Sunday, 26 December 2010

What is gluten?


Most likely you have heard of gluten in context of cooking as "kneading the dough" to develop the gluten - sticky mass that makes things.

Unfortunately this glue like substance is a protein that makes the taste of bread and good bagels is really a poison to a large segment of the population that cannot tolerate or digest it toxic.

As much as I hate to say this, one of the bad consequences of agricultural technology is the processing and the introduction of certain grains in our read dietas.He conclusive studies that link clearly the cause of many chronic health problems today the arrival of the agricultural revolution.

The reality is that socially we are people of the 21st century, but we are genetically yet citizens of Paleolithic.

In other words, are organs of Fred Flintstone living in an era of George Jetson.

Gluten is used in the manufacture of almost every food packed, boxed, and canned or processed to create textures that are more appetizing to our taste buds, or used as a coating, thickener or as a binder.Actually used even in seals, and glue to envelopes.The material is everywhere and most often used.

Gluten is a compound that leads to chewier products more trabajo.Por this, almost all commercial products such as pizza and bagels, are manufactured with commercial teams.

Gluten Word really calm Latino and its literal translation means pegamento.Es a composition of two proteins known as gliadin and Glutenin, which I will discuss in detail in one of my vĂ­deos.estas proteins exist predominantly in rye wheat and barley and comprise about 80% of the protein contained in wheat.

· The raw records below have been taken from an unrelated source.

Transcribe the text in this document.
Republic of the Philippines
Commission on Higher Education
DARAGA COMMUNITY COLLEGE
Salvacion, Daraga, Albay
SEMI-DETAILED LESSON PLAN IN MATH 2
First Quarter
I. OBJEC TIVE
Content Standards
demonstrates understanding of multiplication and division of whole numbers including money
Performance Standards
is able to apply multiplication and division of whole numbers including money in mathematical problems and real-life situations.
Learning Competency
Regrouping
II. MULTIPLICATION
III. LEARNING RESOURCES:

Today many food manufacturers are adding vital gluten, which is gluten specifically processed on bioengineered wheat grains that are extremely high content of gluten of wheat flour to give more power to link to all kinds of baked goods and foodstuffs such as the tomato sauce and ice cream.

Even small doses of this type of gluten can seriously affect those of us with wheat and gluten intolerance.

Gluten is defined as the general name for proteins that are stored on wheat, barley and centeno.estas proteins are known as prolamins and each grain has specific prolamins prolamins.estos or proteins in rye, wheat and barley damage the gut in people with celiac disease and gluten sensitivity.

The most common protein that is toxic for celiac people and those cancelled wheat gliadin, which is the main protein wheat is called.

All grains have a protein that falls into the category of prolamins, but seems gliadin is the main culpable.Por example maize prolamins are sometimes mistakenly referred to as gluten maize for the food industry however does not affect the celiac or on a gluten-free diet.








Brooks Van Norman is a veteran of the wheat-free life and accidental expert gluten.Un on issues of wheat intolerance and life without wheat intolerance symptoms, struggled for years with chronic fatigue and depression before diagnosis car he who could not eat wheat or gluten.Brooks now teaches people to fast and cheap, and restore your health with a simple plan and whole foods in wheatfreenow.com.